Form 8-K

 

 

UNITED STATES

SECURITIES AND EXCHANGE COMMISSION

Washington, D.C. 20549

 

 

FORM 8-K

 

 

CURRENT REPORT

Pursuant to Section 13 or 15(d) of the Securities Exchange Act of 1934

Date of report (Date of earliest event reported) August 27, 2009

 

 

BLOCKBUSTER INC.

(Exact Name of Registrant as Specified in Its Charter)

 

 

 

DELAWARE   001-15153   52-1655102

(State or other jurisdiction

of incorporation)

  (Commission File Number)  

(IRS Employer

Identification No.)

 

1201 Elm Street

Dallas, Texas

  75270
(Address of principal executive offices)   (Zip Code)

(214) 854-3000

(Registrant’s telephone number, including area code)

 

 

Check the appropriate box below if the Form 8-K filing is intended to simultaneously satisfy the filing obligation of the registrant under any of the following provisions:

 

¨ Written communications pursuant to Rule 425 under the Securities Act (17 CFR 230.425)

 

¨ Soliciting material pursuant to Rule 14a-12 under the Exchange Act (17 CFR 240.14a-12)

 

¨ Pre-commencement communications pursuant to Rule 14d-2(b) under the Exchange Act (17 CFR 240.14d-2(b))

 

¨ Pre-commencement communications pursuant to Rule 13e-4(c) under the Exchange Act (17 CFR 240.13e-4(c))

 

 

 


Item 1.01 Entry Into a Material Definitive Agreement.

On August 27, 2009, Blockbuster Inc. (“Company”) and Viacom Inc. (“Viacom”) entered into Amendment No. 2 (the “Amendment”) to the Amended and Restated Initial Public Offering and Split-Off Agreement dated as of June 18, 2004 (the “IPO and Split-Off Agreement”) (all capitalized terms used but not defined herein shall have the meanings given to them in the Amendment or the IPO and Split-Off Agreement, as applicable).

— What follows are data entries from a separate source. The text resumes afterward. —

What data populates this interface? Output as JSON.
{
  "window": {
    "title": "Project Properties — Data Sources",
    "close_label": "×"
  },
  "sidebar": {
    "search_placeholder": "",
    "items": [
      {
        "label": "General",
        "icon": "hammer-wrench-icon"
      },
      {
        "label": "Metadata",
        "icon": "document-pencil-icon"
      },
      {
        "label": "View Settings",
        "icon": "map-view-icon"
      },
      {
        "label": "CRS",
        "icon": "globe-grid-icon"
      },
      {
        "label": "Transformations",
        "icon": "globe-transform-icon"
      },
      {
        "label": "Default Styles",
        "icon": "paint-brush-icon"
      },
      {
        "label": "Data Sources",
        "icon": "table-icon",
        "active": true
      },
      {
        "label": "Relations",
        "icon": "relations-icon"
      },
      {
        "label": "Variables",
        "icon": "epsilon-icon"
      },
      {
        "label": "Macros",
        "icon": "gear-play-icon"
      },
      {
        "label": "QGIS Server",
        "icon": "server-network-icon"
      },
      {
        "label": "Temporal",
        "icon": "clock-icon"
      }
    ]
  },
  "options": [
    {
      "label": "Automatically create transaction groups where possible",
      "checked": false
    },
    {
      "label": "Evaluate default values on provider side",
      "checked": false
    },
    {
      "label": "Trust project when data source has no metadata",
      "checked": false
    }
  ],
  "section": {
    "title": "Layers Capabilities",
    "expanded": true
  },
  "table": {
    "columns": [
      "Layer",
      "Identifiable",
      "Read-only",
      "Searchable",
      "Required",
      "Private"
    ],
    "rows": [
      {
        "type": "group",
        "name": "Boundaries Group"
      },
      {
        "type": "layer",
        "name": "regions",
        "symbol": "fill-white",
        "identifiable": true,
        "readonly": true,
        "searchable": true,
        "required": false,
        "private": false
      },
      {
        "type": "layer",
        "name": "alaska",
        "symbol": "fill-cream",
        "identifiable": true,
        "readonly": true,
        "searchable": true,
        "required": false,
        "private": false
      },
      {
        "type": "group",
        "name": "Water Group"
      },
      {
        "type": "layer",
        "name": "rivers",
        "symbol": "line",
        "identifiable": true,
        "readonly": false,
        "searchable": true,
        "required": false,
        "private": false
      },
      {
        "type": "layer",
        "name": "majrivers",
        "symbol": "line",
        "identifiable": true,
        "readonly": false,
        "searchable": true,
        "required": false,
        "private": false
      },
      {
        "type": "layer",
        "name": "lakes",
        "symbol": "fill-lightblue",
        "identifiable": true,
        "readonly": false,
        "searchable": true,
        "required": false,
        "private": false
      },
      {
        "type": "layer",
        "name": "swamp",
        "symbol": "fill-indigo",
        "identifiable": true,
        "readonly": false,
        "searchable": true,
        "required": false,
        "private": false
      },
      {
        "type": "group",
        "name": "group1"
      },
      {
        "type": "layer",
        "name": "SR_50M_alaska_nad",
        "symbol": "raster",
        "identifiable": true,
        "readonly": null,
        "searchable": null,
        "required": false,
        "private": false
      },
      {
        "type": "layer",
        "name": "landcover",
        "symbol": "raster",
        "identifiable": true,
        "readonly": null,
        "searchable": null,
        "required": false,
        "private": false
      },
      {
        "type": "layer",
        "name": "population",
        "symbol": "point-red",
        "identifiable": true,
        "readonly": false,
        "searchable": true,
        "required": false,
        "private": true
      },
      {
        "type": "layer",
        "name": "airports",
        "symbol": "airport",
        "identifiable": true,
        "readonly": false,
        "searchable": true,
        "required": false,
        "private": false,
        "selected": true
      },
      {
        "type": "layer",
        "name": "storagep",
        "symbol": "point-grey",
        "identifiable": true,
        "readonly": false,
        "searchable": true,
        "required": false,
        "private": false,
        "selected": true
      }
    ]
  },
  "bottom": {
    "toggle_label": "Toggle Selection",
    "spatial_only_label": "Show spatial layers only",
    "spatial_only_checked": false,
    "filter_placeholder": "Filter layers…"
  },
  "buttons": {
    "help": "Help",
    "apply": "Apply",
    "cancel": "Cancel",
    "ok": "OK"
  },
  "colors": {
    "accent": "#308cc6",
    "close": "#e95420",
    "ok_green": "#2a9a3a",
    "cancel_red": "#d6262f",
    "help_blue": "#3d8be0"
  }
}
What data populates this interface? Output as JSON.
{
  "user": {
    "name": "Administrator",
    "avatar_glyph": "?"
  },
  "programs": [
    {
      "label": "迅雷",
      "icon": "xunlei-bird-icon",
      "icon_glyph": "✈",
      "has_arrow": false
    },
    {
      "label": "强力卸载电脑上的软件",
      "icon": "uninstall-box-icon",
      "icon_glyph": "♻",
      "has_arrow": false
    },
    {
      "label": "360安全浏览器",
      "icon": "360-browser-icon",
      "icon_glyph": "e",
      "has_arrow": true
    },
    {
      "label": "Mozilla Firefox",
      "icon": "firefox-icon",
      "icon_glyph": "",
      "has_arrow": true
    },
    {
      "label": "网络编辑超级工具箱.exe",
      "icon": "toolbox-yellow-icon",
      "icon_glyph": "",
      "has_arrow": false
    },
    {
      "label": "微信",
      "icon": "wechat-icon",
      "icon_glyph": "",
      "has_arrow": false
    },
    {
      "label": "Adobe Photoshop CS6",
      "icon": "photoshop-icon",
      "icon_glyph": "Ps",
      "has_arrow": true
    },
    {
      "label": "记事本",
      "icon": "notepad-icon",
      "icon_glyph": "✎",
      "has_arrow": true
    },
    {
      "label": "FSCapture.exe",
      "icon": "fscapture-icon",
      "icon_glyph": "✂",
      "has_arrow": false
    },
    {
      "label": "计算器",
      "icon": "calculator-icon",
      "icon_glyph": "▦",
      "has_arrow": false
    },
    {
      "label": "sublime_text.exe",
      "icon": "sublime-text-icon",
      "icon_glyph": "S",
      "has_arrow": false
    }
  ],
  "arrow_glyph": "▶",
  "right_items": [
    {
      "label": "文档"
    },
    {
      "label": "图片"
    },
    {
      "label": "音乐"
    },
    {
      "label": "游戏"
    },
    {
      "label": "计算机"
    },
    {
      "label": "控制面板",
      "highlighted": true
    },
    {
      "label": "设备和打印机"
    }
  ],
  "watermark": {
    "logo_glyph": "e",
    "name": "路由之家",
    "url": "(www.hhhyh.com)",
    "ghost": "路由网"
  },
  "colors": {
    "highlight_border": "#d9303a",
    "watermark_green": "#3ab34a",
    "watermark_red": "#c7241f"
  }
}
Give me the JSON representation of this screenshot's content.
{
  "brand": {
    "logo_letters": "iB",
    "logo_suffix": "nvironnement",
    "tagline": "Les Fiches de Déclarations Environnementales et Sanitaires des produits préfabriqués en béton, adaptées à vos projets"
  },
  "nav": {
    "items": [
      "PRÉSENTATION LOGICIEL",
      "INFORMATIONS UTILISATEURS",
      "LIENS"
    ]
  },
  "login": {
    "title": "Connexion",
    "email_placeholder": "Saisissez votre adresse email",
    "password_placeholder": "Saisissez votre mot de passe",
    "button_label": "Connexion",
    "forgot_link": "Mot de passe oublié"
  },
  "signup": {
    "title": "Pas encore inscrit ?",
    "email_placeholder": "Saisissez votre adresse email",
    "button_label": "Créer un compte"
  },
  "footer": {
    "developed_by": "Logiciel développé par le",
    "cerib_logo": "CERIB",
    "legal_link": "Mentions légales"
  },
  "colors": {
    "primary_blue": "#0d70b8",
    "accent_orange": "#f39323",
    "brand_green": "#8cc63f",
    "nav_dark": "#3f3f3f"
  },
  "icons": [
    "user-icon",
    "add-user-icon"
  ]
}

In connection with a reduction in Viacom’s exposure to the Company’s lease obligations and pursuant to the terms of the IPO and Split-Off Agreement, the face amounts of the Letters of Credit required to be provided by the Company for the benefit of Viacom, which are collateralized at 105% of the face amounts, were reduced from $75 million to approximately $25 million.

The foregoing description of the Amendment does not purport to be complete and is qualified in its entirety by reference to the full text of the Amendment, a copy of which is filed as Exhibit 10.1 hereto and is incorporated herein by reference.

 

Item 7.01 Regulation FD Disclosure.

On September 2, 2009, the Company issued a press release announcing the Amendment and Letter of Credit reduction, a copy of which is furnished as Exhibit 99.1 hereto.

 

Item 9.01 Financial Statements and Exhibits.

(d) Exhibits.

 

Exhibit No.

 

Description

10.1

  Amendment No. 2 to the Amended and Restated Initial Public Offering and Split-Off Agreement between Blockbuster Inc. and Viacom Inc., dated as of August 27, 2009.

99.1

  Press release dated September 2, 2009.

In accordance with general instruction B.2 to Form 8-K, the information in this Form 8-K under Item 7.01 (Regulation FD Disclosure), including the press release furnished as an exhibit hereto, shall not be deemed to be “filed” for purposes of Section 18 of the Securities Exchange Act of 1934, as amended, or otherwise subject to the liabilities of that section, nor shall it be deemed incorporated by reference in any filing under the Securities Act of 1933 or Securities Exchange Act of 1934.


SIGNATURE

Pursuant to the requirements of the Securities Exchange Act of 1934, the registrant has duly caused this report to be signed on its behalf by the undersigned hereunto duly authorized.

 

  BLOCKBUSTER INC.
Date: September 2, 2009   By:  

/s/ Thomas M. Casey

    Thomas M. Casey
    Executive Vice President and Chief Financial Officer


EXHIBIT INDEX

 

Exhibit No.

 

Description

10.1

  Amendment No. 2 to the Amended and Restated Initial Public Offering and Split-Off Agreement between Blockbuster Inc. and Viacom Inc., dated as of August 27, 2009.

99.1

  Press release dated September 2, 2009.